Muito se tem falado da necessidade de um pacto institucional, entre os partidos, para a saúde. Aparentemente, todos estão de acordo que este deverá ser para um período alargado de anos, compreendendo várias legislaturas. Esta seria uma forma de manter uma linha orientadora coerente para a próxima década, permitindo a todos os envolvidos saber o que poderiam esperar e como se deviam comportar nesta área tão sensível para os nossos cidadãos.
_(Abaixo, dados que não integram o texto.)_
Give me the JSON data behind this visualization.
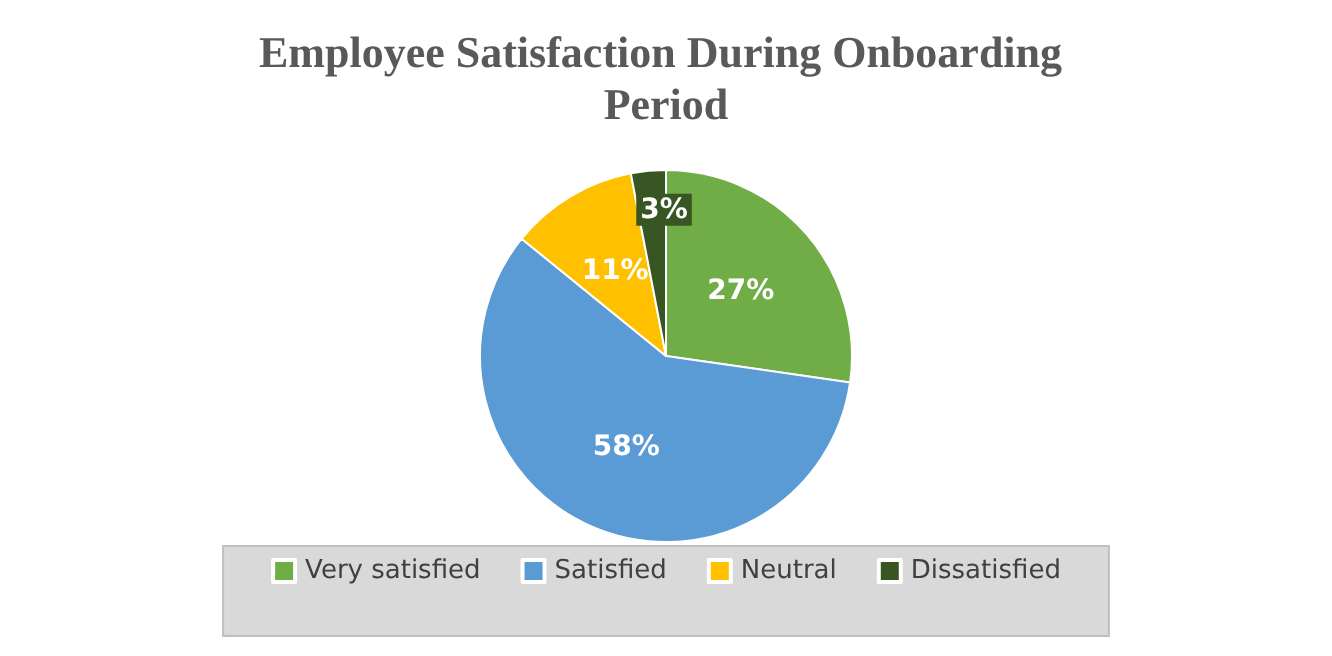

Outro assunto que parece consensual e que ocupa os nossos dirigentes da área da saúde é a maledicência relativamente aos seus trabalhadores. Esta tem sido relativamente transversal aos sucessivos ministérios, particularmente quando se fala dos profissionais do Serviço Nacional de Saúde (SNS) – lançam-se dúvidas e insinuações sobre o seu profissionalismo e a sua ética, dizem-se meias verdades e fomenta-se, na população em geral, a descredibilização desses profissionais. Os objectivos desta forma de actuação não são, de todo, claros. Qualquer empresário sabe que para ter os seus profissionais a produzir mais e melhor deve pagar bem e, mais importante, sobretudo se a primeira premissa não for possível, conceder-lhes formas de realização profissional e pessoal e prestar-lhes o devido reconhecimento, para que trabalhem muito mais do que se lhes é exigido (falamos de quantidade) e, especialmente, que tenham gosto na hora de produzir (falamos de qualidade). No SNS assistimos exactamente ao oposto destas boas práticas, esperando que os profissionais de saúde não reajam de forma avessa às variadíssimas formas de desincentivo ao trabalho.